My friend made it clear she felt as if I was her only way out. As she explained her problem, my heart ached as she told me I was her only friend, and the only one who could rescue her from her situation. It would have been so easy for me to drop everything and go rescue her. To be honest, it would’ve stroked my ego as a faithful friend in the best of ways.

Being *Katie’s savior in such a moment seemed like an excellent idea for both of us. Katie would get what she wanted — a quick fix to her problem — and I would have felt needed and indispensable to God’s grander plan.

Katie had just told me she hated God, and because of that, she didn’t think her family would want to help her get through her distress. In her panic, she wanted me to rescue her in secret, without the help of her family, and without speaking Biblical truth.

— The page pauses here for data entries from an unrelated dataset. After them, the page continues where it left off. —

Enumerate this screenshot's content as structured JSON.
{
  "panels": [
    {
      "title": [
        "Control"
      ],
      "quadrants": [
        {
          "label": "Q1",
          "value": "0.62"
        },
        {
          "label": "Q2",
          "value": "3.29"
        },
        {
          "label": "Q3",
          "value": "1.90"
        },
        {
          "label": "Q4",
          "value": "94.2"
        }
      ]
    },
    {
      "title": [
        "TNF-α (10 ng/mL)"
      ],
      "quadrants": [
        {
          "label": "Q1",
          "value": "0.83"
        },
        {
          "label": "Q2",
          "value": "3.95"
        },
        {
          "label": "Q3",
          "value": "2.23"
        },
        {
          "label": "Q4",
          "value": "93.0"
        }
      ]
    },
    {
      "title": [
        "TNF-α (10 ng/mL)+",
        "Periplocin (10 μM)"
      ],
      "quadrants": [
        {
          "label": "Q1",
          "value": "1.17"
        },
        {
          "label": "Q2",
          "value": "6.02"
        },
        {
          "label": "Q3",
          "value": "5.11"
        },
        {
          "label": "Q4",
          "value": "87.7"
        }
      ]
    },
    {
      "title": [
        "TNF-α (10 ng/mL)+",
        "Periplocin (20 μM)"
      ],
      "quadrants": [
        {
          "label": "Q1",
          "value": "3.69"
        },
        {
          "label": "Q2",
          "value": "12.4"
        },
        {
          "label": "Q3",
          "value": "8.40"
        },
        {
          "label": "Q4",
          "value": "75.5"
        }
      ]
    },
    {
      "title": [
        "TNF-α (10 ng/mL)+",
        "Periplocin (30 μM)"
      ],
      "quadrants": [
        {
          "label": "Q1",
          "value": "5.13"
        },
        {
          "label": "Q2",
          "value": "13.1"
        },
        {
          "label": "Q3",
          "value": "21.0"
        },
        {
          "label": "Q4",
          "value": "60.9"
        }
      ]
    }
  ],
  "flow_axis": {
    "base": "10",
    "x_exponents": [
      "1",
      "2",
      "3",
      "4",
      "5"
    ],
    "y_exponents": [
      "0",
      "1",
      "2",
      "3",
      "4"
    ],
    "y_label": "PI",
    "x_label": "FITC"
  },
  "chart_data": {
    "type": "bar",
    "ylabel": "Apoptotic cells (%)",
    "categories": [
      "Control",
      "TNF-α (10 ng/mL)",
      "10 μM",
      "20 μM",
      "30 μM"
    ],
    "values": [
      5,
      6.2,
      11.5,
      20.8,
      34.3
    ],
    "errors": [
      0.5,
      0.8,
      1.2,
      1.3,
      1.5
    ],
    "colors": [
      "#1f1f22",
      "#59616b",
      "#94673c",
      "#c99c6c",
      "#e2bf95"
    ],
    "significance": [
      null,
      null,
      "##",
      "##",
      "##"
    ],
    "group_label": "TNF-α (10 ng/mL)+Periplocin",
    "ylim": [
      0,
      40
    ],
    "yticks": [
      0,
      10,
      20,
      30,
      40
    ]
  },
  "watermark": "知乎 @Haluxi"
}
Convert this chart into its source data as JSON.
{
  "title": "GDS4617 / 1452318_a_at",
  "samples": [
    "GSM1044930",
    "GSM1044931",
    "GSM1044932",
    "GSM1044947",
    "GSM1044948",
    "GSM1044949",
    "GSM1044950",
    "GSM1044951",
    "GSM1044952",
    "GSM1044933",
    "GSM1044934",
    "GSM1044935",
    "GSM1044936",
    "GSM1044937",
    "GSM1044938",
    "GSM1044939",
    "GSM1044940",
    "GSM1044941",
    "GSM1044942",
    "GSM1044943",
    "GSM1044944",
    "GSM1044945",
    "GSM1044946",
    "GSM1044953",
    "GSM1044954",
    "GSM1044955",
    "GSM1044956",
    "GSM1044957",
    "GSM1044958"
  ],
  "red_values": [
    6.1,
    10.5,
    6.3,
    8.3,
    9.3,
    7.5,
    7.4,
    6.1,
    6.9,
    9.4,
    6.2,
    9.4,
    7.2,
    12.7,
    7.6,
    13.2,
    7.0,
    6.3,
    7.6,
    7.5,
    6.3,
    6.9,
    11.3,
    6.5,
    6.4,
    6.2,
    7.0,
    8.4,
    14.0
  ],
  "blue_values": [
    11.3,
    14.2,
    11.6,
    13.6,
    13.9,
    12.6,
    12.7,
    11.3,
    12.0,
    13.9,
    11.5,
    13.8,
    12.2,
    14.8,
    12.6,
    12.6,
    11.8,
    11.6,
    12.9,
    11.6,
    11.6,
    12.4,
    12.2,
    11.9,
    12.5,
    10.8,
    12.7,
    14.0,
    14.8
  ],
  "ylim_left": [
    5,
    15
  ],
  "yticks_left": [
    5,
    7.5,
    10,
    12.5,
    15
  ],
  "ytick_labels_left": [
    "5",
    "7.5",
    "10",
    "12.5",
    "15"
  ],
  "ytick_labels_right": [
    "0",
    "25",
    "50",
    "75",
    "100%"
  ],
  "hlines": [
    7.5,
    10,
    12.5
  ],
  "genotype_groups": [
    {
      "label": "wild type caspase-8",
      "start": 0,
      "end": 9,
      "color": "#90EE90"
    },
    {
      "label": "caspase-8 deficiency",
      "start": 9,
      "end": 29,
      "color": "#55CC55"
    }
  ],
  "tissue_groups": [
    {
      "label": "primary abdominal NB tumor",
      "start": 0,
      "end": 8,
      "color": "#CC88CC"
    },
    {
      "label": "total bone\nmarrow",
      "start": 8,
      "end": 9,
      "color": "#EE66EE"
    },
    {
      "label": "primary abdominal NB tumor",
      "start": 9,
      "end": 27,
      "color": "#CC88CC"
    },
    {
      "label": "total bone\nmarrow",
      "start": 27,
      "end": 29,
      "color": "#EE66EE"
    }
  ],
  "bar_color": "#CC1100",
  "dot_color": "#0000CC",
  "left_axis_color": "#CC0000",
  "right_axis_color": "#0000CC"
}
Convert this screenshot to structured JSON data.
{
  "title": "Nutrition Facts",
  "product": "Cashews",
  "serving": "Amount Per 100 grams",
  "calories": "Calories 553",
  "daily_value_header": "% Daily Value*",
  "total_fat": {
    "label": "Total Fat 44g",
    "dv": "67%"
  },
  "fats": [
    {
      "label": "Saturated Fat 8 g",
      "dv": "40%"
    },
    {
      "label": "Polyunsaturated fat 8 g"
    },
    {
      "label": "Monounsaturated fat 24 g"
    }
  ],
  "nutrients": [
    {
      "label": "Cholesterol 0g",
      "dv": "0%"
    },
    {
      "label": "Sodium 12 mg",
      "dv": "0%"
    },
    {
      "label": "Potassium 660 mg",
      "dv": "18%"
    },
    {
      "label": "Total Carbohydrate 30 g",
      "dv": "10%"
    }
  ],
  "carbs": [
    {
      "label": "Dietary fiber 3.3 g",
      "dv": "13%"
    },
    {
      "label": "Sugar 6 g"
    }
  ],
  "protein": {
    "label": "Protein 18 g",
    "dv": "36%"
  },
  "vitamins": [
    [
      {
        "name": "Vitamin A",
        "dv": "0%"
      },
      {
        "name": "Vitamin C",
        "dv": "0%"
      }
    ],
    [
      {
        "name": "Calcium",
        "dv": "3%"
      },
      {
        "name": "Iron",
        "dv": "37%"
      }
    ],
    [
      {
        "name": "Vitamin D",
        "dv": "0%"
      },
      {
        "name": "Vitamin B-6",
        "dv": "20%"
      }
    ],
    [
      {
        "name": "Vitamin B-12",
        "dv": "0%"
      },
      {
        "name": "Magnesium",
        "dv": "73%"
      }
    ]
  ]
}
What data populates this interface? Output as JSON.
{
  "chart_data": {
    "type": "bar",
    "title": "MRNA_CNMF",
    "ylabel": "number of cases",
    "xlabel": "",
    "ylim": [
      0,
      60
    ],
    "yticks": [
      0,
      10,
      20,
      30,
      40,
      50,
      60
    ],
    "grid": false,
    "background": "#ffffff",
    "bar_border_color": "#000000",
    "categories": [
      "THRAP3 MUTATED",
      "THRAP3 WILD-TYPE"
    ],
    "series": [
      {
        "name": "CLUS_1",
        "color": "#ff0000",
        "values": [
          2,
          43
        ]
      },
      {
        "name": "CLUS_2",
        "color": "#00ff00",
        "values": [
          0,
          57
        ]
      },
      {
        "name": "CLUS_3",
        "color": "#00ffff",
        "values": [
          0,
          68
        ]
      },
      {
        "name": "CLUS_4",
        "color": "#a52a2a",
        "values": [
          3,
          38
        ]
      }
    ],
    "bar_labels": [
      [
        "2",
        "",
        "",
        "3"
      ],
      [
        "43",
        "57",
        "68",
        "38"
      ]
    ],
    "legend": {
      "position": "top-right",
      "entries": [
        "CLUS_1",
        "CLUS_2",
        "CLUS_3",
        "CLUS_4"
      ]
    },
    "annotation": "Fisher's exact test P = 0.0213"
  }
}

As I weighed my options of how to help Katie, I firmly heard the Spirit whisper to my heart, “Don’t rescue her. Comfort her, but do not stand in the way of her need of Me.”

I didn’t give my friend what she wanted that day. She was insistent I didn’t understand her need. But I knew in that moment I was guarding her from vulnerability with her Savior. Though Katie didn’t understand at the time, I knew her pain would lead her back to Jesus.

Letting go of my savior complex, and allowing God to work without my help, allowed Katie to find her real Savior.